Yeah, this seems problematic. What if you hard power off your server, how do you...

kouteiheika · on April 5, 2021

> What if you hard power off your server, how do you know your data didn't get corrupted?

Atomically replacing the whole file instead of updating the data in-place, and using a checksumming filesystem like ZFS should give you such guarantee, no?

> Backups and restore will also have to be DIY.

Well, yeah. A daily cron job that `scp`s the data to an offsite location. Personally I don't really see much problem with that? It's easy to backup, and easy to restore.

slashdev · on April 5, 2021

> Atomically replacing the whole file instead of updating the data in-place, and using a checksumming filesystem like ZFS should give you such guarantee, no?

No. You need to use fsync to ensure the file is flushed to disk. Also careful not to rename the file across mount points (/tmp is often a different mount and the most common location for people trying this.)

> Well, yeah. A daily cron job that `scp`s the data to an offsite location. Personally I don't really see much problem with that? It's easy to backup, and easy to restore.

That's fine, but your backup and restore granularity is daily. If you introduce a bug that writes the wrong / partial data, you can't recover anything that isn't in the previous day's backup.

With a typical database you have a transaction log and you could restore back to any point during the day.

This has been necessary about a dozen times during my career (once every two years or so on average.)

kouteiheika · on April 5, 2021

> No. You need to use fsync to ensure the file is flushed to disk.

Are you sure? At least in case of ZFS AFAIK the file wouldn't get corrupted, since it uses copy-on-write internally. Sure, you might get the old data back, but you wouldn't get corruption. And it automatically checksums your files anyway so it will detect any data that did get corrupted, and if you're using RAID-1 (as you should for any important data) it will automatically repair it.
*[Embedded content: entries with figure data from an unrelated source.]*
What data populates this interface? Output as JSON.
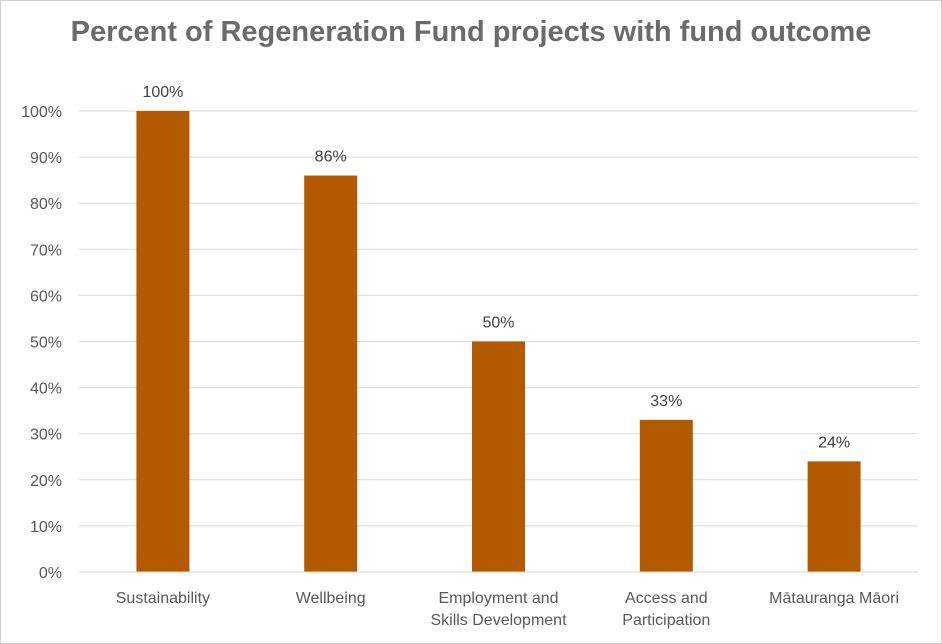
{
  "chart_data": {
    "type": "bar",
    "title": "Percent of Regeneration Fund projects with fund outcome",
    "categories": [
      [
        "Sustainability"
      ],
      [
        "Wellbeing"
      ],
      [
        "Employment and",
        "Skills Development"
      ],
      [
        "Access and",
        "Participation"
      ],
      [
        "Mātauranga Māori"
      ]
    ],
    "values": [
      100,
      86,
      50,
      33,
      24
    ],
    "data_labels": [
      "100%",
      "86%",
      "50%",
      "33%",
      "24%"
    ],
    "yticks": [
      "0%",
      "10%",
      "20%",
      "30%",
      "40%",
      "50%",
      "60%",
      "70%",
      "80%",
      "90%",
      "100%"
    ],
    "ylim": [
      0,
      100
    ],
    "xlabel": "",
    "ylabel": "",
    "grid": true,
    "bar_color": "#b35900",
    "grid_color": "#d9d9d9"
  }
}
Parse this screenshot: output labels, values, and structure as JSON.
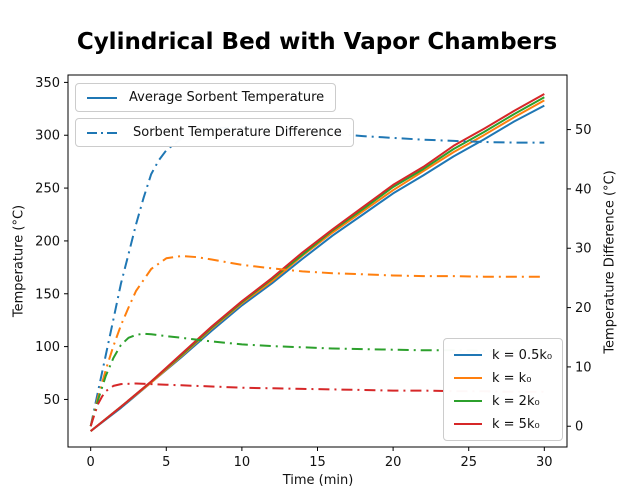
{
  "chart_data": {
    "type": "line",
    "title": "Cylindrical Bed with Vapor Chambers",
    "xlabel": "Time (min)",
    "ylabel_left": "Temperature (°C)",
    "ylabel_right": "Temperature Difference (°C)",
    "xlim": [
      -1.5,
      31.5
    ],
    "ylim_left": [
      5,
      357
    ],
    "ylim_right": [
      -3.5,
      59.2
    ],
    "xticks": [
      0,
      5,
      10,
      15,
      20,
      25,
      30
    ],
    "yticks_left": [
      50,
      100,
      150,
      200,
      250,
      300,
      350
    ],
    "yticks_right": [
      0,
      10,
      20,
      30,
      40,
      50
    ],
    "grid": false,
    "legend_style_labels": [
      "Average Sorbent Temperature",
      "Sorbent Temperature Difference"
    ],
    "legend_k_labels": [
      "k = 0.5k₀",
      "k = k₀",
      "k = 2k₀",
      "k = 5k₀"
    ],
    "colors": {
      "blue": "#1f77b4",
      "orange": "#ff7f0e",
      "green": "#2ca02c",
      "red": "#d62728"
    },
    "series": [
      {
        "id": "avg-temp-k05",
        "name": "Average Sorbent Temperature k = 0.5k₀",
        "axis": "left",
        "style": "solid",
        "color": "#1f77b4",
        "x": [
          0,
          2,
          4,
          6,
          8,
          10,
          12,
          14,
          16,
          18,
          20,
          22,
          24,
          26,
          28,
          30
        ],
        "y": [
          20,
          42,
          66,
          90,
          115,
          139,
          160,
          183,
          205,
          225,
          245,
          262,
          280,
          296,
          313,
          328
        ]
      },
      {
        "id": "avg-temp-k1",
        "name": "Average Sorbent Temperature k = k₀",
        "axis": "left",
        "style": "solid",
        "color": "#ff7f0e",
        "x": [
          0,
          2,
          4,
          6,
          8,
          10,
          12,
          14,
          16,
          18,
          20,
          22,
          24,
          26,
          28,
          30
        ],
        "y": [
          20,
          43,
          66,
          91,
          117,
          141,
          162,
          186,
          208,
          228,
          248,
          266,
          284,
          300,
          317,
          333
        ]
      },
      {
        "id": "avg-temp-k2",
        "name": "Average Sorbent Temperature k = 2k₀",
        "axis": "left",
        "style": "solid",
        "color": "#2ca02c",
        "x": [
          0,
          2,
          4,
          6,
          8,
          10,
          12,
          14,
          16,
          18,
          20,
          22,
          24,
          26,
          28,
          30
        ],
        "y": [
          20,
          43,
          67,
          92,
          118,
          142,
          164,
          187,
          210,
          230,
          251,
          268,
          287,
          303,
          320,
          336
        ]
      },
      {
        "id": "avg-temp-k5",
        "name": "Average Sorbent Temperature k = 5k₀",
        "axis": "left",
        "style": "solid",
        "color": "#d62728",
        "x": [
          0,
          2,
          4,
          6,
          8,
          10,
          12,
          14,
          16,
          18,
          20,
          22,
          24,
          26,
          28,
          30
        ],
        "y": [
          20,
          43,
          67,
          93,
          119,
          143,
          165,
          189,
          211,
          232,
          253,
          270,
          290,
          306,
          323,
          339
        ]
      },
      {
        "id": "temp-diff-k05",
        "name": "Sorbent Temperature Difference k = 0.5k₀",
        "axis": "right",
        "style": "dashdot",
        "color": "#1f77b4",
        "x": [
          0,
          0.5,
          1,
          1.5,
          2,
          2.5,
          3,
          3.5,
          4,
          4.5,
          5,
          6,
          7,
          8,
          9,
          10,
          12,
          14,
          16,
          18,
          20,
          22,
          24,
          26,
          28,
          30
        ],
        "y": [
          0,
          6,
          12,
          18,
          24,
          29,
          34,
          38.5,
          42.5,
          44.8,
          46.5,
          48.5,
          49.5,
          50.1,
          50.3,
          50.3,
          50,
          49.6,
          49.3,
          48.9,
          48.6,
          48.3,
          48.1,
          47.9,
          47.8,
          47.8
        ]
      },
      {
        "id": "temp-diff-k1",
        "name": "Sorbent Temperature Difference k = k₀",
        "axis": "right",
        "style": "dashdot",
        "color": "#ff7f0e",
        "x": [
          0,
          0.5,
          1,
          1.5,
          2,
          2.5,
          3,
          4,
          5,
          6,
          7,
          8,
          10,
          12,
          14,
          16,
          18,
          20,
          22,
          24,
          26,
          28,
          30
        ],
        "y": [
          0,
          5,
          9.5,
          13.5,
          17,
          20,
          22.8,
          26.5,
          28.3,
          28.7,
          28.5,
          28.1,
          27.2,
          26.6,
          26.1,
          25.8,
          25.6,
          25.4,
          25.3,
          25.3,
          25.2,
          25.2,
          25.2
        ]
      },
      {
        "id": "temp-diff-k2",
        "name": "Sorbent Temperature Difference k = 2k₀",
        "axis": "right",
        "style": "dashdot",
        "color": "#2ca02c",
        "x": [
          0,
          0.5,
          1,
          1.5,
          2,
          2.5,
          3,
          3.5,
          4,
          5,
          6,
          8,
          10,
          12,
          14,
          16,
          18,
          20,
          22,
          24,
          26,
          28,
          30
        ],
        "y": [
          0,
          4.5,
          8.5,
          11.5,
          13.7,
          14.9,
          15.4,
          15.6,
          15.5,
          15.2,
          14.9,
          14.3,
          13.8,
          13.5,
          13.3,
          13.1,
          13,
          12.9,
          12.8,
          12.8,
          12.7,
          12.7,
          12.7
        ]
      },
      {
        "id": "temp-diff-k5",
        "name": "Sorbent Temperature Difference k = 5k₀",
        "axis": "right",
        "style": "dashdot",
        "color": "#d62728",
        "x": [
          0,
          0.25,
          0.5,
          0.75,
          1,
          1.5,
          2,
          3,
          4,
          5,
          6,
          8,
          10,
          12,
          14,
          16,
          18,
          20,
          22,
          24,
          26,
          28,
          30
        ],
        "y": [
          0,
          2,
          3.8,
          5,
          5.9,
          6.8,
          7.1,
          7.2,
          7.1,
          7,
          6.9,
          6.7,
          6.5,
          6.4,
          6.3,
          6.2,
          6.1,
          6,
          6,
          5.9,
          5.9,
          5.8,
          5.8
        ]
      }
    ]
  }
}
> Also careful not to rename the file across mount points (/tmp is often a different mount and the most common location for people trying this.)

You can't rename across mount points. (Linux's `rename` syscall and the corresponding C API will return an EXDEV error if you try.)

> If you introduce a bug that writes the wrong / partial data, you can't recover anything that isn't in the previous day's backup.

Sure. If I was working in a bank not being able to do that would be totally unacceptable. But in my case that's the tradeoff I'm willing to live with.